Dena Gorrell, a retired secretary and native Oklahoman, was named Poet Laureate of the Poetry Society of Oklahoma in 2004 and 2005. She has published four poetry chapbooks, including Truths, Tenderness, and Trifles; Sunshine and Shadow; Five Favorites; and Light the Lanterns.
Jennifer Kidney is Director of the "Let's Talk About It, Oklahoma" reading and discussion program, a cooperative project of the Oklahoma Humanities Council and the Oklahoma Library Association. Her published poetry collections include Field Encounters, Endangered Species, Animal Magnetism, and Women Who Sleep with Dogs.
Carol Koss is a retired teacher from Bishop McGuinness High School and has worked to promote poets and poetry in Oklahoma through her service to organizations such as Individual Artists of Oklahoma and the annual spring poet series at OCU's Center for Interpersonal Studies through Film & Literature. Her poetry chapbooks include Painted Full of Tongues and Camera Obscura.
N. Scott Momaday is Professor Emeritus of English at the University of Arizona. His novel, House Made of Dawn, won the Pulitzer Prize in 1969. In addition to novels, Momaday's books include poetry, literary criticism, and works on Native American culture.
John Graves Morris is Professor of English at Cameron University and serves as Chair-Elect of the Lawton Arts & Humanities Council.
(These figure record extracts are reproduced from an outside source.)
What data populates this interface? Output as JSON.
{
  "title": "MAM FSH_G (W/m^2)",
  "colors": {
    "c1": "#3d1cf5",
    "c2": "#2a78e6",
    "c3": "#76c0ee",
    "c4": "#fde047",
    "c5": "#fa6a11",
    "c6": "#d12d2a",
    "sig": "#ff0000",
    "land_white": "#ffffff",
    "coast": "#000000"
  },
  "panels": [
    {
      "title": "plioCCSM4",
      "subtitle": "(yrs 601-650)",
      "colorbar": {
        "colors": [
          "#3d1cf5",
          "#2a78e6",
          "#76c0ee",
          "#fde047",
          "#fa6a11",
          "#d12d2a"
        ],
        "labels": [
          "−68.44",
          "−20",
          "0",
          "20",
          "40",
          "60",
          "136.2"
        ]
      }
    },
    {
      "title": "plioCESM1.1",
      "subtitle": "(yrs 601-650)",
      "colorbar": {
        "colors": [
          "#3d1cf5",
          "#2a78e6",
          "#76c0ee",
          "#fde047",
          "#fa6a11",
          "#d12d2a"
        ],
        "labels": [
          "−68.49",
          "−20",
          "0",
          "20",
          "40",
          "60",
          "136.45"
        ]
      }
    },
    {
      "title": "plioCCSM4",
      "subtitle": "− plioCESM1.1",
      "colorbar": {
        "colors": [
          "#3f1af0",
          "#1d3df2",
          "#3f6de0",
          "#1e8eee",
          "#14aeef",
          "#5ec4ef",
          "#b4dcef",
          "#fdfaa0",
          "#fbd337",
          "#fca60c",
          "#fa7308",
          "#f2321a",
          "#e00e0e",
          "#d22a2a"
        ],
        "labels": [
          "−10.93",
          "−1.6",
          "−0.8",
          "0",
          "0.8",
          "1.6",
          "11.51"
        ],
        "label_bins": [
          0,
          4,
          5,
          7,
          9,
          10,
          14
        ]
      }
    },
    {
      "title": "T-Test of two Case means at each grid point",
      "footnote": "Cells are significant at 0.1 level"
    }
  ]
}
He is widely published in such literary magazines as Blood and Thunder: Musings on the Art of Medicine, The Chariton Review, and Westview.
Francine Roark Robison, a former English teacher, was designated as the State Cowboy Poet Laureate by the Oklahoma Legislature in 2000. Her latest book, The Quilt and Other Pieces, contains stories and verse on her family history.
Sandra Soli is the poetry editor for ByLine magazine and has dedicated 40 years to supporting poetry and poets in Oklahoma. She has served on the boards of the Oklahoma Writers Federation and the Poetry Society of Oklahoma. Her chapbook, Silvering the Flute, was a finalist for an Oklahoma Book Award.
Donald Gene Stafford is Professor Emeritus and former Chair of the Chemistry department at East Central University. His writing experience includes poetry, professional journal articles, curriculum guides, and science textbooks.
Howard Stein is Professor and Special Assistant to the Chair, Department of Family and Preventive Medicine, at the OU Health Sciences Center. His books of poetry include Prairie Voices; Evocations; Learning Pieces; Sketches on the Prairie; and From My Life.
Yevgeny Yevtushenko, internationally acclaimed Russian poet and novelist, has been a resident of Tulsa since 1991 and is Distinguished Professor of English at The University of Tulsa. His published works include The Collected Poems, 1952-1990, essays, and novels.